Doomadgee cesspools condemned
05.12.1998



By: KOCH A Source: QNP



DOOMADGEE and similar Aboriginal communities are ``cesspools'' that should be done away with, according to Aboriginal leader Murrandoo Yanner.
He said this would allow people to live on out-stations away from alcohol.
Mr Yanner said ATSIC had given Aboriginal land councils money to buy land, but they would not allow the people to then occupy that land.
Instead they were forced to stay on communities where, according to Mr Yanner, some council officials were ``ripping off'' administration costs and building up empires because they controlled all the welfare payments made to community people.
``We know Doomadgee is a cesspool of violence, a cesspool of hopelessness and despair and suicides, child abuse and domestic violence,'' he said.
``We know this. We don't want to live like that. Our choice is to go bush.
``But the Government has never ever accepted our choice and ATSIC in particular has promoted the opposite _ so we are forced to continue to live in these circumstances simply for expediency.

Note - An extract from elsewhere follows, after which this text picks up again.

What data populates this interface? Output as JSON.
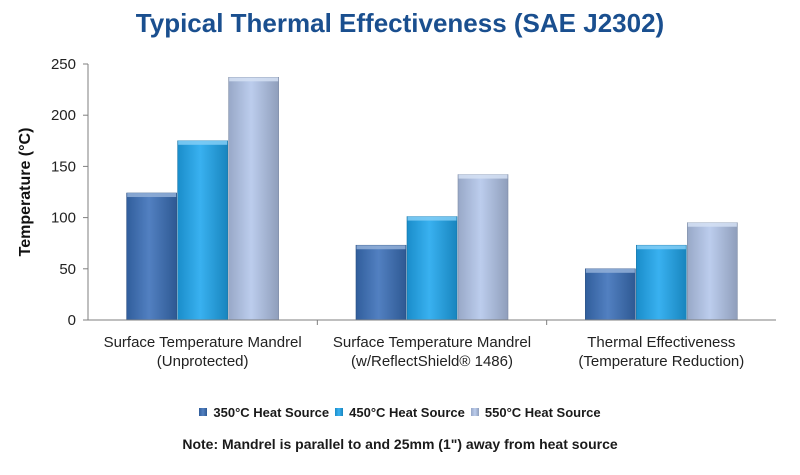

``It is easier to count heads and distribute pay and all that crap when everyone is in the same box.''
He said he had seen men badly affected by alcoholism who were chronic child and family abusers, but when they were taken to out-stations away from grog, they turned back into ``cultural warriors''.
``We don't need jail to get that result. They can go bush. That is the future for our mob,'' Mr Yanner said.
Doomadgee chairman Clarence Walden said the overcrowding in his community made it impossible to maintain decent housing, and he also was a strong advocate for people moving to bush out-stations.
Mr Walden escorted South African brothers Samora and Hlumelo Biko around the community, where they were shocked at the filth and squalor.
Mr Walden has been community chairman for nine months.
``At the moment, I have more than 30 people staying in my three-bedroom home and I'm the chairman,'' he said.
``I have been trying to get funding to repair the homes before the wet season is on us, but it is getting too late now. It is just impossible to get co-operation. Contractors come here and bring in their own labour.
``We have 80 percent unemployment, yet we can't get more than one or two workers on buildings being put up on our own community. That's going to stop, I can tell you.''
Doomadgee now has a new community centre at which films are shown and cultural and dance events are held.
The new police station, watchhouse and police residences are all contained within a wired-off compound following riots a couple of years ago.
Police statistics show Doomadgee is one of the most violent communities in Queensland. For many years, young Aboriginal boys on the community bragged that they would commit a crime just to ``go down the line'' _ go to jail.
They reason that the meals are better, a lot of their mates are in there and it is a ``coming of age'' event to go to jail.